Mieux que les échelles : les plateformes mobiles. Ce sont de vrais postes de travail en hauteur dotés de garde-corps. Les unes sont basses pour accéder au pressoir, les autres hautes de plusieurs mètres pour aller aux cuves. Tout cela a un coût. Une plate-forme de 60 x 45 cm à 13 marches avec garde-corps affiche quelque 2 000 € HT.
« Mais ces matériels durent quinze ans », justifie Vincent Morel. Il existe aussi de petits escabeaux sécurisés bien adaptés pour accéder aux cuves en fibres de verre qui, une fois vides, peuvent se déformer sous le poids d’une échelle.
Le maître des lieux, Benjamin Grandsart, n’en manque pas une miette. C’est lui qui vinifie, assisté d’un salarié. En 2015, il a fait installer une passerelle au-dessus de deux cuves. Un équipement sécurisé qu’il devra prolonger car une troisième cuve est venue compléter la rangée. « On le fera cette année ou l’année prochaine », précise le viticulteur. Sans ambages, il avoue avoir chuté d’une échelle alors qu’il nettoyait une cuve au Kärcher. « L’échelle était mal positionnée. C’était à mes débuts. » Bilan : une entorse à la cheville et un poignet cassé.
Le vigneron suit également de près le dernier atelier où il apprendra comment s’assurer sur son autre plate-forme, faite maison et dépourvue de garde-corps. C’est le consultant Bruno Barbet qui se charge de présenter le travail en harnais. Au préalable, il a fixé des accroches dans la charpente pour installer une ligne de vie au-dessus de l’alignement de cuves, à la manière d’un accrobranche. Après avoir enfilé son harnais, il s’y accroche à l’aide d’un mousqueton. Ainsi, « en cas de chute, on ne tombe pas au sol », explique le consultant. De la même manière, on peut se sécuriser sur une échelle. « J’interviens quand il n’y a pas d’autres possibilités, indique le consultant. Mais l’idéal reste la plateforme sécurisée. »
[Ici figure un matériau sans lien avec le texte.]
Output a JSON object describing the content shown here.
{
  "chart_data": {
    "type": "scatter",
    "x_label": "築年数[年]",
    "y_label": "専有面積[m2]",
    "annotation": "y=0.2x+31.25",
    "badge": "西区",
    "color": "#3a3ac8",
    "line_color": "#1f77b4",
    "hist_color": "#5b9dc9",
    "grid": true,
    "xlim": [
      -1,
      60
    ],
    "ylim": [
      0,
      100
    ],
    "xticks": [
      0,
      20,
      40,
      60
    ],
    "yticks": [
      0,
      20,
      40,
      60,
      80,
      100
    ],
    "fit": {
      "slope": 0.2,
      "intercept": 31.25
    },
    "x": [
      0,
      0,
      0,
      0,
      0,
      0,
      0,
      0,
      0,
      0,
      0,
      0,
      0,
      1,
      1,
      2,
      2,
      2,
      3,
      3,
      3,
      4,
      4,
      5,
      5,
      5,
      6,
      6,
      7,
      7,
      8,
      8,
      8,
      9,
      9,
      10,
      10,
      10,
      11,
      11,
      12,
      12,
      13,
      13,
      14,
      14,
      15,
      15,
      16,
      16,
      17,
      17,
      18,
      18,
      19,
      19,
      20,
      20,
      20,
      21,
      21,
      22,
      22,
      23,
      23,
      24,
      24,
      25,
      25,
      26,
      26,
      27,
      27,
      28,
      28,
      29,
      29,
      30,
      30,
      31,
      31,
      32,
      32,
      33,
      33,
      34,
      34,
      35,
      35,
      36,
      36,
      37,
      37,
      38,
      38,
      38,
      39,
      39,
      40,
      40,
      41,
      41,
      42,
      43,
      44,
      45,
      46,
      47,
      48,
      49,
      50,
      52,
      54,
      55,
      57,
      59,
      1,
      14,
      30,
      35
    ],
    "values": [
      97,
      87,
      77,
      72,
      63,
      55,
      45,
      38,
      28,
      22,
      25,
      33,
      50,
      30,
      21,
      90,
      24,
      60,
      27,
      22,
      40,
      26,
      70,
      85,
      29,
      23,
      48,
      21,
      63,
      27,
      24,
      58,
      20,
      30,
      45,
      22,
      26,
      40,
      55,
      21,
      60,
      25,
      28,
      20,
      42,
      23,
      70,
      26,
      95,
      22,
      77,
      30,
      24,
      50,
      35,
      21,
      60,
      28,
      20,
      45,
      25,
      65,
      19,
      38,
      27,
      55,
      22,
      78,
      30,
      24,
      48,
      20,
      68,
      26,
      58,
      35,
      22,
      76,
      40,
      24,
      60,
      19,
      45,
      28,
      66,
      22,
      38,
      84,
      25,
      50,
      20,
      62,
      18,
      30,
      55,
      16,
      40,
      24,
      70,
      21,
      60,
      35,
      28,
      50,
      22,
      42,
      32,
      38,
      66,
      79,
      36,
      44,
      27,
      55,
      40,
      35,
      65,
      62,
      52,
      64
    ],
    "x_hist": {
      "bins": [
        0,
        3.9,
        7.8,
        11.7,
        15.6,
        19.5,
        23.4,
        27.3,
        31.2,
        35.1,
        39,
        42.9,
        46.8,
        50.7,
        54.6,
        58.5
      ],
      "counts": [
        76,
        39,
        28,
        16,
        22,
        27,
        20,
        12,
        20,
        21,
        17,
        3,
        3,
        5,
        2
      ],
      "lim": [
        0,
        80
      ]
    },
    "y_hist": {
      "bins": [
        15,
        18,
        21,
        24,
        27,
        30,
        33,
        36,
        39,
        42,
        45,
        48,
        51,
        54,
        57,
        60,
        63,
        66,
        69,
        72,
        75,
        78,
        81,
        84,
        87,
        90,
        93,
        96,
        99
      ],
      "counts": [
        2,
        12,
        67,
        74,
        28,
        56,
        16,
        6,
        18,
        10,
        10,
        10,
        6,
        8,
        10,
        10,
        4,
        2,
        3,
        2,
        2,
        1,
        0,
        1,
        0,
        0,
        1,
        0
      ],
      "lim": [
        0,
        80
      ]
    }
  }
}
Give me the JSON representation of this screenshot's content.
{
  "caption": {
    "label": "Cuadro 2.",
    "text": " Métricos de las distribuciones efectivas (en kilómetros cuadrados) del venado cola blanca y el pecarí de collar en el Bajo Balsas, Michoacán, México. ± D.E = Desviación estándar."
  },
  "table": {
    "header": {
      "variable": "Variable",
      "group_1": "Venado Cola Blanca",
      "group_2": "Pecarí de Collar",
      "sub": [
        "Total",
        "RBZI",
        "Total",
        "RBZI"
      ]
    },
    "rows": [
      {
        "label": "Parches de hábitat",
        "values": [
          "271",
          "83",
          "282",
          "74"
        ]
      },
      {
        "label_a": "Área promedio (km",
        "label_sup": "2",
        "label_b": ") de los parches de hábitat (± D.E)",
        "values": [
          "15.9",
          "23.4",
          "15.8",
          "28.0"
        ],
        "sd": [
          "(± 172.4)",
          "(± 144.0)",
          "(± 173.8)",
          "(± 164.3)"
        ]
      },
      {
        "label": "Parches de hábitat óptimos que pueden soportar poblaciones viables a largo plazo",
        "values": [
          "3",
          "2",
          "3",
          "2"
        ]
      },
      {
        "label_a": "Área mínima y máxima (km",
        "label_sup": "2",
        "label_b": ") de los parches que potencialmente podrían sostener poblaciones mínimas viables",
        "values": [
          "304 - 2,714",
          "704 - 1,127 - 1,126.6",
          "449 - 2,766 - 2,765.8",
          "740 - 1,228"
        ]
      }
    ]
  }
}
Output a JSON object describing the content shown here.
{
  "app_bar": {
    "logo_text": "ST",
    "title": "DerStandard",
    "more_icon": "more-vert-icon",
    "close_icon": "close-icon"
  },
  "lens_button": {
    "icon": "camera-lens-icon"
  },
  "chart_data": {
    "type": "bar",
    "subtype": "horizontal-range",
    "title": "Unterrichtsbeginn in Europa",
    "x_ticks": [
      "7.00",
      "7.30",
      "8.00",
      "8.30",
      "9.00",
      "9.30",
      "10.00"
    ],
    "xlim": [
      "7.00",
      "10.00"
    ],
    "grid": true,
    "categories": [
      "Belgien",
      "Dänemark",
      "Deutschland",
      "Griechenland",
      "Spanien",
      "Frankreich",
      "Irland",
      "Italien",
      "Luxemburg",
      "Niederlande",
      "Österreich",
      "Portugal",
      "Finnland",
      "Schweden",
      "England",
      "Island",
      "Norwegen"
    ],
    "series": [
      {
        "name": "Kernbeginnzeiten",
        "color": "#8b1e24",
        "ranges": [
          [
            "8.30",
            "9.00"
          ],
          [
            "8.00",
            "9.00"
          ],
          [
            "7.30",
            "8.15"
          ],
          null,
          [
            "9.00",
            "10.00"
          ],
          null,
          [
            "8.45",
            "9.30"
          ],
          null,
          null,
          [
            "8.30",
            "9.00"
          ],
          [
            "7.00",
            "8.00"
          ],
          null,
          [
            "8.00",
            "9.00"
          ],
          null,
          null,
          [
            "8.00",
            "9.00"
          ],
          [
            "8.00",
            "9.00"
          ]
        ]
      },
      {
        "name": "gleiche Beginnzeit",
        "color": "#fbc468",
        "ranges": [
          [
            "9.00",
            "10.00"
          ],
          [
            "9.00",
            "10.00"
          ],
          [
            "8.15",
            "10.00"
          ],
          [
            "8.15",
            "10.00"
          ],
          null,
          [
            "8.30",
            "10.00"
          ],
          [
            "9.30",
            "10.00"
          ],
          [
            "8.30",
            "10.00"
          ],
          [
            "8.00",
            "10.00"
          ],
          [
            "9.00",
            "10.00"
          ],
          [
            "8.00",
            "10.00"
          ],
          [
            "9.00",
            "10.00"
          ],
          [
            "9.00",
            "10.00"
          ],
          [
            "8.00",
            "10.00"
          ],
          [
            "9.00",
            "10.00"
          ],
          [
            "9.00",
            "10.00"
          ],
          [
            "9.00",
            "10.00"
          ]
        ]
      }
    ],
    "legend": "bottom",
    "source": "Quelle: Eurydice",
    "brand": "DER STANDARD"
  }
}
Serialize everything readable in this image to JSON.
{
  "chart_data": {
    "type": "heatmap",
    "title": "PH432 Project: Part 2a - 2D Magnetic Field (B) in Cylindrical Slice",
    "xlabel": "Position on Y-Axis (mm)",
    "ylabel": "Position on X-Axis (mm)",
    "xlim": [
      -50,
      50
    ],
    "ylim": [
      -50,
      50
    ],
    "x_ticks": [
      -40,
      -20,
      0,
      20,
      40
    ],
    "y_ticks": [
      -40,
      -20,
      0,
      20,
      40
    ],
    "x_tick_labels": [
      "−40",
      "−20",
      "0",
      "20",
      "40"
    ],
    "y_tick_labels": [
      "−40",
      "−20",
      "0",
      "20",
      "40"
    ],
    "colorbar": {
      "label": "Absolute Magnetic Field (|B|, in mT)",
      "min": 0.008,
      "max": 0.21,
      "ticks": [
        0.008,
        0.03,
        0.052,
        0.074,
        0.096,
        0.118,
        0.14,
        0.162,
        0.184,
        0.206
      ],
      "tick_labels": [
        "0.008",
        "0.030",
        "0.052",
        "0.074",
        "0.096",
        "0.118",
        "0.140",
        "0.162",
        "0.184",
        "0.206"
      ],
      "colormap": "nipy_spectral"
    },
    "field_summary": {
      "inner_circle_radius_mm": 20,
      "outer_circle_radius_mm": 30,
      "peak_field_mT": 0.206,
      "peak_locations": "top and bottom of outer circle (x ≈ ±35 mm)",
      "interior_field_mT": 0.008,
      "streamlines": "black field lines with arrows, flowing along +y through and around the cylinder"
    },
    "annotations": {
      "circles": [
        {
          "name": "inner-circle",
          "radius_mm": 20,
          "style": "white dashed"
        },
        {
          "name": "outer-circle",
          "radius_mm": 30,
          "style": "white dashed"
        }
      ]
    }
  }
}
« En agriculture, les chutes en hauteur représentent 10 % des accidents du travail. C’est la troisième cause d’accidents mortels », indique Hélène Charron, de la MSA du Poitou, en introduction de l’après-midi de ce 9 mars. Et Christelle Guillet, sa collègue du Maine-et-Loire, de renchérir : « Sur 143 accidents du travail enregistrés sur une année en viticulture en Maine-et-Loire, 30 étaient des chutes. Une partie survenue lors de montée ou descente d’engins et une autre dans les chais, en particulier avec des échelles qui glissent. »
« En termes réglementaires, l’employeur doit tout mettre en œuvre pour assurer la sécurité de ses salariés. Ces derniers ont aussi l’obligation de respecter les règles, à condition qu’ils soient formés », rappelle Hélène Charron.